What advice do you have to professors who might be afraid to teach digital marketing? It's scary to get up and maybe be teaching something that you don't know completely.

Absolutely. Absolutely, but again it's a fake it till you make it. Try things. Some of them will work and some of them will fall flay. And you just adjust along the way. Many times I like to get very vague directions, because I want students to figure out how to do things on their own. Once they get into the real world nobody is going to give them due dates, nobody's going to give them timelines, nobody's going to tell them how to do projects. They're going to have to figure those kinds of things out on their own. And so I give these very vague directions, and it's hard. It's hard for them to get started. It's hard for them to really know what it is you want them to do.

Yet at the same time I jokingly say, all right, in kindergarten if I drew a flower on the board and I drew a tulip, you would all give me tulips back. And some of you all are better at drawing roses, and some of you are better at drawing flowers that look like other things, but if I give you an example you're going to give it back to me. That's not what I need in the business. World I need people to learn A, how to think, B, that there's more than one right answer to most questions, and really, truly, it's more like Survivor than Perfection. Just don't get voted off and you can go to work tomorrow. And so it's about trying new things and really getting over that fear of being imperfect.
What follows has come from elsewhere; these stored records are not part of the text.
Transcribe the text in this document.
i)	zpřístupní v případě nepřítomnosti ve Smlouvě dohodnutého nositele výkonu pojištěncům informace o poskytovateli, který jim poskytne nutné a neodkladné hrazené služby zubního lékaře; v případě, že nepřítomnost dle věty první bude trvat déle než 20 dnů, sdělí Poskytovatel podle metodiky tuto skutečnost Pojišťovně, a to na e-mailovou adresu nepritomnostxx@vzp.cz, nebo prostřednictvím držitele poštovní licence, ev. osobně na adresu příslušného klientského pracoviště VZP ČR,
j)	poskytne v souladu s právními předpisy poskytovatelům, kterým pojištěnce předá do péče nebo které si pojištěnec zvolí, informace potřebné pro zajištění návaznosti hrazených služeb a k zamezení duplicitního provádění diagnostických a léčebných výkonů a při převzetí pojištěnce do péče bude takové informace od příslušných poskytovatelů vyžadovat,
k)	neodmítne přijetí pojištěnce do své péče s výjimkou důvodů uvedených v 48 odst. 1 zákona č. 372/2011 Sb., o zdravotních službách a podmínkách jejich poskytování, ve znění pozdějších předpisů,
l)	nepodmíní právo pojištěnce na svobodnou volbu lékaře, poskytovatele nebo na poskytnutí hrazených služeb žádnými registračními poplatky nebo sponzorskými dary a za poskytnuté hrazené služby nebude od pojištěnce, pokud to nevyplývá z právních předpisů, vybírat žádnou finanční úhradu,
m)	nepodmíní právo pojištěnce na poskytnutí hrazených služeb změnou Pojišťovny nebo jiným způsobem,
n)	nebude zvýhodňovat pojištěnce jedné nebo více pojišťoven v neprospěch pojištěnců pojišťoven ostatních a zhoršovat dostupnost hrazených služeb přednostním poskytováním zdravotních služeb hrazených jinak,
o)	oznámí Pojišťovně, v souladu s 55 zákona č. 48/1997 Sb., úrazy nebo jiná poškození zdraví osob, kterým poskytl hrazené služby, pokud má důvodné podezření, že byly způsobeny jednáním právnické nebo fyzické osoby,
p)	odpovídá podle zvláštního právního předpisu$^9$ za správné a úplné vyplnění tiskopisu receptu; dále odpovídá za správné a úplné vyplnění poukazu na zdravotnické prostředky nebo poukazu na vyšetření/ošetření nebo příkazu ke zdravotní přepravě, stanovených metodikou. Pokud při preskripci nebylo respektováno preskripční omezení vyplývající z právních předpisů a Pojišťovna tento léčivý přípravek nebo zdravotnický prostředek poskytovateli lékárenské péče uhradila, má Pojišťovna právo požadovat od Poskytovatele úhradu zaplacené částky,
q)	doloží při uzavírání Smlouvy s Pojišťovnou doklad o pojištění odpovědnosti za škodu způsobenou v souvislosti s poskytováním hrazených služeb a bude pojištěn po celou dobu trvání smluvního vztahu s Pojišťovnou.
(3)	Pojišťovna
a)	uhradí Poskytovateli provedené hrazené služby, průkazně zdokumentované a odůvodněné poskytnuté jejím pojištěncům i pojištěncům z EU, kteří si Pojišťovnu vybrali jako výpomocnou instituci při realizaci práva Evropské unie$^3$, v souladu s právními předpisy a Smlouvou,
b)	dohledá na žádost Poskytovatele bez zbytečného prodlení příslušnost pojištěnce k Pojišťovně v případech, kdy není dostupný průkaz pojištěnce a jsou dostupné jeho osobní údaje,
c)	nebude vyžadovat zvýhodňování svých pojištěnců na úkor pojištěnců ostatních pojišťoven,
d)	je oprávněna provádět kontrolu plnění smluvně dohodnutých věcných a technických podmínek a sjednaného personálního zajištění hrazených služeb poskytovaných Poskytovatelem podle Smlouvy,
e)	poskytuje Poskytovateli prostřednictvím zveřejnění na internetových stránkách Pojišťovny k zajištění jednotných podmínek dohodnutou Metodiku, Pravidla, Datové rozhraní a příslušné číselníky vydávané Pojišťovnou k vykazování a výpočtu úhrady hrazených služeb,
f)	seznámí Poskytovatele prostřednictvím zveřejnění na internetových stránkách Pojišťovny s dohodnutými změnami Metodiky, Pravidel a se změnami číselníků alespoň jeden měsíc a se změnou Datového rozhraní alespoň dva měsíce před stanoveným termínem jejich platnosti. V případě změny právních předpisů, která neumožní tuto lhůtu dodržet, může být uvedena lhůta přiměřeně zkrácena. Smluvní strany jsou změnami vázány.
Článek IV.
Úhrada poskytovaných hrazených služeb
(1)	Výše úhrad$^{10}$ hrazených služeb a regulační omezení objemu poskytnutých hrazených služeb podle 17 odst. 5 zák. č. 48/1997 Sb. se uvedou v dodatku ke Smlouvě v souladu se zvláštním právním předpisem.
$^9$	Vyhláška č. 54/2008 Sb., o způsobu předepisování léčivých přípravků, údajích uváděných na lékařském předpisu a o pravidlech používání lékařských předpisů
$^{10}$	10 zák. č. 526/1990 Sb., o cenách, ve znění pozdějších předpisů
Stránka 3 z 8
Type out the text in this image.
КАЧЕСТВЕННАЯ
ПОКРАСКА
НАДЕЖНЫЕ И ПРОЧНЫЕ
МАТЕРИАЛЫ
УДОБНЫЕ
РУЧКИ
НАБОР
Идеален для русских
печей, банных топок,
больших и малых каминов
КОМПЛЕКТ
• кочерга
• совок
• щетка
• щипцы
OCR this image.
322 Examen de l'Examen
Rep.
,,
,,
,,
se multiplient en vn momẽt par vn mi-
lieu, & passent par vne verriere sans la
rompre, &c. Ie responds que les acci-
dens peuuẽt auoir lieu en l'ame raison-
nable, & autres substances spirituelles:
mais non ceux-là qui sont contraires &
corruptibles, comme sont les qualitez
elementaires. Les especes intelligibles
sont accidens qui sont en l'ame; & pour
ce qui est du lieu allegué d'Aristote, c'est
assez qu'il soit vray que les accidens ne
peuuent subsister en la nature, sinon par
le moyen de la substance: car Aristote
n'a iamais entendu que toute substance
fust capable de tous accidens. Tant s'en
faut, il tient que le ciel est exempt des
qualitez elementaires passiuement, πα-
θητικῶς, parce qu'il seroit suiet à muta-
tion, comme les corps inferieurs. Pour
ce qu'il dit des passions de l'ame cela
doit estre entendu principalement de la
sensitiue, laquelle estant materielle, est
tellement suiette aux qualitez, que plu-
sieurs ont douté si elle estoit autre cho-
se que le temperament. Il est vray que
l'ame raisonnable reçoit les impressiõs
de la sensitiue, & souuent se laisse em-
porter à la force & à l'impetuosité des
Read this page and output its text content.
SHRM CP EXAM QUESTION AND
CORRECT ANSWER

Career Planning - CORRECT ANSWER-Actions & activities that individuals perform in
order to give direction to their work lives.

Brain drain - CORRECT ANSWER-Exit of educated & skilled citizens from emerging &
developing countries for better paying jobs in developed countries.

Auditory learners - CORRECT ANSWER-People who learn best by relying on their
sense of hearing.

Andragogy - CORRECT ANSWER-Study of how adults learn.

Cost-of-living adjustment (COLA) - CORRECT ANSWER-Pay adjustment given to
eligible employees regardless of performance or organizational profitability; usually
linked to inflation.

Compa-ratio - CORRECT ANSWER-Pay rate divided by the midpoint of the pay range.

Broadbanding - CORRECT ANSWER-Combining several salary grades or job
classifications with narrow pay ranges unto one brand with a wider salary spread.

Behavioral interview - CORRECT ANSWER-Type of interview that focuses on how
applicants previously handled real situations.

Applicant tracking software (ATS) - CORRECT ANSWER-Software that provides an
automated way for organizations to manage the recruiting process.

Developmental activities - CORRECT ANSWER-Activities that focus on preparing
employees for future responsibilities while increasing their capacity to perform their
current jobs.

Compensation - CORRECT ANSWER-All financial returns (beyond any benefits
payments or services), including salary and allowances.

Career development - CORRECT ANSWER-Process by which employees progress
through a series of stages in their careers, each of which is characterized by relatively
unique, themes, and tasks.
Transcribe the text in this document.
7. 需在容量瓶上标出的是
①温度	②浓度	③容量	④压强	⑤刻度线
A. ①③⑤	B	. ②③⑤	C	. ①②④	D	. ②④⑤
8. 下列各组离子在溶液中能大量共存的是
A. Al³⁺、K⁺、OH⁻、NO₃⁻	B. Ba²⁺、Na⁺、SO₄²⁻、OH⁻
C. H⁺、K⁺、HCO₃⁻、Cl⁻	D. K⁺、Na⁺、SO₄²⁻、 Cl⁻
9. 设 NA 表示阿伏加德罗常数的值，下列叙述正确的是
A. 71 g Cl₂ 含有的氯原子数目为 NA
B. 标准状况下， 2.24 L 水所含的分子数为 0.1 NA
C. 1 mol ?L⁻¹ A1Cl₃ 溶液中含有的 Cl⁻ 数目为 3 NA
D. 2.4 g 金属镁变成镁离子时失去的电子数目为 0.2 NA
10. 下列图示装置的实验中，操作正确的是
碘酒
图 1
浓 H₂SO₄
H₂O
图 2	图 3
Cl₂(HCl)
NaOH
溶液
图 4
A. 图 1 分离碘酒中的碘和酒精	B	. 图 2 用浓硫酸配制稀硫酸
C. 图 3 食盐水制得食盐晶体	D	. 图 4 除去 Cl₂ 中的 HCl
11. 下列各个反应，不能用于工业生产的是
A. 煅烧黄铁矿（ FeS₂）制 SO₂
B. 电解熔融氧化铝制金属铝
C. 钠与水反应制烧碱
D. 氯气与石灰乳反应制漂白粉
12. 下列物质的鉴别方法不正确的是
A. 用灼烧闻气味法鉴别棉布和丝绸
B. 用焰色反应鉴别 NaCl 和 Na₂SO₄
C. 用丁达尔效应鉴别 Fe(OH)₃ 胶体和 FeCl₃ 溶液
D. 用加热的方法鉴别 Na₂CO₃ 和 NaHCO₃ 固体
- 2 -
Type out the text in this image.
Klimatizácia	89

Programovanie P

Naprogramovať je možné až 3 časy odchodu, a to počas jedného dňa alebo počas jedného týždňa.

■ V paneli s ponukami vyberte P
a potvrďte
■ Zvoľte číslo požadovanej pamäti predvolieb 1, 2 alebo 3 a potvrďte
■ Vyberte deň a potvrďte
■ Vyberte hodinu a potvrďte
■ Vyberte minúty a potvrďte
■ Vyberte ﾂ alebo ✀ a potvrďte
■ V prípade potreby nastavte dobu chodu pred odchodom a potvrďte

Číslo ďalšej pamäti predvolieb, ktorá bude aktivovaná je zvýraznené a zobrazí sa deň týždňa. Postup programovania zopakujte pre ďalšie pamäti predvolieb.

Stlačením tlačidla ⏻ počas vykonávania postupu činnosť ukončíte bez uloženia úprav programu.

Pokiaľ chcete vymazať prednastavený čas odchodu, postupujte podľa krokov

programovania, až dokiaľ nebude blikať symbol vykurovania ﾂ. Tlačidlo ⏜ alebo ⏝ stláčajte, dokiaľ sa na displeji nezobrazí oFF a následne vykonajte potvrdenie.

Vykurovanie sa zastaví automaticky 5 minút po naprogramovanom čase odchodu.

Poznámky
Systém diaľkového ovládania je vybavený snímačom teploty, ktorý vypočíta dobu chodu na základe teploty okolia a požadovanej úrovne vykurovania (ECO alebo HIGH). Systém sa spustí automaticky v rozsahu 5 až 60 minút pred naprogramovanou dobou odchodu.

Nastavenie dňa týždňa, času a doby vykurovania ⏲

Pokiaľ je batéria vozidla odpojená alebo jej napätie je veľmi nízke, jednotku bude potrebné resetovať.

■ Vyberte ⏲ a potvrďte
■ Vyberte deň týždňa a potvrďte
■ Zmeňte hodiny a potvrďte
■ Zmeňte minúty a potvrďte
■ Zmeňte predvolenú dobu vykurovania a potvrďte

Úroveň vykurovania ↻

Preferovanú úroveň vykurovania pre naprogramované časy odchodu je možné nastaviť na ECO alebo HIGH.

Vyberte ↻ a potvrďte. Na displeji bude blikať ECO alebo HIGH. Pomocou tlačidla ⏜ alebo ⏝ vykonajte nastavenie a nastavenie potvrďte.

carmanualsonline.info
And I am very good at being imperfect in front of the classroom.

I'd imagine there are a couple stages that the students go through as they're confronted with pretty much a lifetime of "do this because it is the next step," to having to do coursework that is very much like being thrown into the deep end. So you created this create-your-own-adventure project. It's one of the most interesting assignments I've seen from a digital marketing professor. Can you tell our listeners what it is and how you came up with the idea?

OK. So like I told you, digital is so big. It's so hard to try and teach digital. And again, digital evolved from someplace else for me. It was part of my Direct and Interactive class. And then I realized that they needed some digital, they needed some mobile, they needed some social, they needed all of these technology communication tools. They needed content. And so I couldn't teach all of that.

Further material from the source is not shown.